2023 North Carolina Rate Case
In January 2023, Duke Energy Carolinas filed a PBR application with the NCUC to request an increase in base rate retail revenues. The PBR application included an MYRP to recover projected capital investments during the three-year MYRP period. In addition to the MYRP, the PBR application included an Earnings Sharing Mechanism, Residential Decoupling Mechanism and Performance Incentive Mechanisms (PIMS) as required by HB 951.
In August 2023, Duke Energy Carolinas filed with the NCUC a partial settlement with the Public Staff in connection with its PBR application. The partial settlement included, among other things, agreement on a substantial portion of the North Carolina retail rate base for the historic base case of approximately $19.5 billion and all of the capital projects and related costs to be included in the three-year MYRP, including $4.6 billion (North Carolina retail allocation) projected to go in service over the MYRP period. Additionally, the partial settlement included agreement, with certain adjustments, on depreciation rates, the recovery of grid improvement plan costs and PIMs, Tracking Metrics and the Residential Decoupling Mechanism under the PBR application. On August 28, 2023, Duke Energy Carolinas filed with the NCUC a second partial settlement with the Public Staff resolving additional issues, including the future treatment of nuclear production tax credits related to the IRA, through a stand-alone rider that would provide the benefits to customers. This stand-alone rider was effective in rates beginning January 1, 2025.

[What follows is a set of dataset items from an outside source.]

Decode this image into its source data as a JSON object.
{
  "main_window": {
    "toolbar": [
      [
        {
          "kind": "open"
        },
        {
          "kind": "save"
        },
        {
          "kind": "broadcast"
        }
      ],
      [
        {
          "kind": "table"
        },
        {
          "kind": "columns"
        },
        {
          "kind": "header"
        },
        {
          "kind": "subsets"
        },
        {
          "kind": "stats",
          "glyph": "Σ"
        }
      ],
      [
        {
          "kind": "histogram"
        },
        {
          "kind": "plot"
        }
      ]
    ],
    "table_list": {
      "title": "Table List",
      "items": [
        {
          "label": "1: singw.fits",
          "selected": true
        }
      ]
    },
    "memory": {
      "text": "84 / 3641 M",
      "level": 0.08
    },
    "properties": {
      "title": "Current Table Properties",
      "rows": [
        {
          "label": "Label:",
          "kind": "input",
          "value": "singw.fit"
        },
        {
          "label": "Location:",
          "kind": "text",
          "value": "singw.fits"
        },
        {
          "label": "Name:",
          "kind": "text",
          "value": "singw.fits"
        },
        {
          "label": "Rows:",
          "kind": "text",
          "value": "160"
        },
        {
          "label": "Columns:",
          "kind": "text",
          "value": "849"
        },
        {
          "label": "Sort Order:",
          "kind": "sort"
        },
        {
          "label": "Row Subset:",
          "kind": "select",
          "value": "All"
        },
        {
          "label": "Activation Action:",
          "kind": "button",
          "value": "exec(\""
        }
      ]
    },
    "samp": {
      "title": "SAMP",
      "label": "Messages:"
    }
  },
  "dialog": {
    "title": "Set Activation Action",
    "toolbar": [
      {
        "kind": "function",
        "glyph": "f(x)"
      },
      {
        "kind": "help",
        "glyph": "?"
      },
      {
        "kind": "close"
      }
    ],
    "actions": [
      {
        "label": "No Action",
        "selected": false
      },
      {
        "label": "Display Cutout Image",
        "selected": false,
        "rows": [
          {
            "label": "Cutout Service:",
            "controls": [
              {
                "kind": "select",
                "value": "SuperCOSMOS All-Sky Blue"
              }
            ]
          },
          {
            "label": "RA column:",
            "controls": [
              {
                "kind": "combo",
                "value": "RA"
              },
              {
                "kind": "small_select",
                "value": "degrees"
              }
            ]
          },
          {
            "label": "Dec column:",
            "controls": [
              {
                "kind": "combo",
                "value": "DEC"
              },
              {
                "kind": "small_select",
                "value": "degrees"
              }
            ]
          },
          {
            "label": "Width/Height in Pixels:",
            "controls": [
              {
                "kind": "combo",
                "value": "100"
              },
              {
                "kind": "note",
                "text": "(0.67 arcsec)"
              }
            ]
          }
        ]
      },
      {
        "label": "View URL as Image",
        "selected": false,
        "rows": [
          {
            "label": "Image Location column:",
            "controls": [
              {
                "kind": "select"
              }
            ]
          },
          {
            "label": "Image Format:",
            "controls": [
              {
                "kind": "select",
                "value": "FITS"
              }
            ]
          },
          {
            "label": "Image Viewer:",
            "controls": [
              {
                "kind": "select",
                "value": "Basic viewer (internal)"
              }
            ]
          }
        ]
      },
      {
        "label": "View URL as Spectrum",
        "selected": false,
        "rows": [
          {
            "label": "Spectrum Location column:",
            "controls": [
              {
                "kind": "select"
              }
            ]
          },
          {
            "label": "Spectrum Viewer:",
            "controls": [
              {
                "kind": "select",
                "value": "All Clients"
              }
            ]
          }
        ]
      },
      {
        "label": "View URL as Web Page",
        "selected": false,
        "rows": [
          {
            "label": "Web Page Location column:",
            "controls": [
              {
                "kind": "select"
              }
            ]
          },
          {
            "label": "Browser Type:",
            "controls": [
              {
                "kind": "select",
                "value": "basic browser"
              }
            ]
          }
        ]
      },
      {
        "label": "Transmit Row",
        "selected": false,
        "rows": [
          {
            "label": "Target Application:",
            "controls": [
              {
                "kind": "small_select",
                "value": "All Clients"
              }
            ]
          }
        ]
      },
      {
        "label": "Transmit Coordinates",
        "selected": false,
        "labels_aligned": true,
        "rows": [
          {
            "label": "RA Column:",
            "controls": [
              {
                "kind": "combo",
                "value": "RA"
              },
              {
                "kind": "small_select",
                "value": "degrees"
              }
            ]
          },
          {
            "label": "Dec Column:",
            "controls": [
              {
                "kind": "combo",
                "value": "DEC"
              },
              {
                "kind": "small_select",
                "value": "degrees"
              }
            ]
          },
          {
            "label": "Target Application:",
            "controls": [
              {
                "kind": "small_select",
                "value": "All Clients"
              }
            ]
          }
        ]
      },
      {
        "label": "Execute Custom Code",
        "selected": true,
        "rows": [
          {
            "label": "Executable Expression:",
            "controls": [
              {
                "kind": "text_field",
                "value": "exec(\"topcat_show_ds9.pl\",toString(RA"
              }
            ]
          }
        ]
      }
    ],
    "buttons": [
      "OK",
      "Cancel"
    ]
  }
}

On December 15, 2023, the NCUC issued an order approving Duke Energy Carolinas' PBR application, as modified by the partial settlements and the order, including an overall retail revenue increase of $436 million in Year 1, $174 million in Year 2 and $158 million in Year 3, for a combined total of $768 million. The order established an ROE of 10.1% based upon an equity ratio of 53% and approved, with certain adjustments, depreciation rates and the recovery of grid improvement plan costs and certain deferred COVID-related costs. Additionally, the Residential Decoupling Mechanism and PIMs were approved as requested under the PBR application and revised by the partial settlements. As a result of the partial settlements and the order, Duke Energy Carolinas recognized pretax charges of $29 million within Impairment of assets and other charges, and $8 million within Operations, maintenance and other, for the year ended December 31, 2023, on the Consolidated Statements of Operations. Duke Energy Carolinas implemented interim rates on September 1, 2023. New revised Year 1 rates and the residential decoupling were implemented on January 15, 2024.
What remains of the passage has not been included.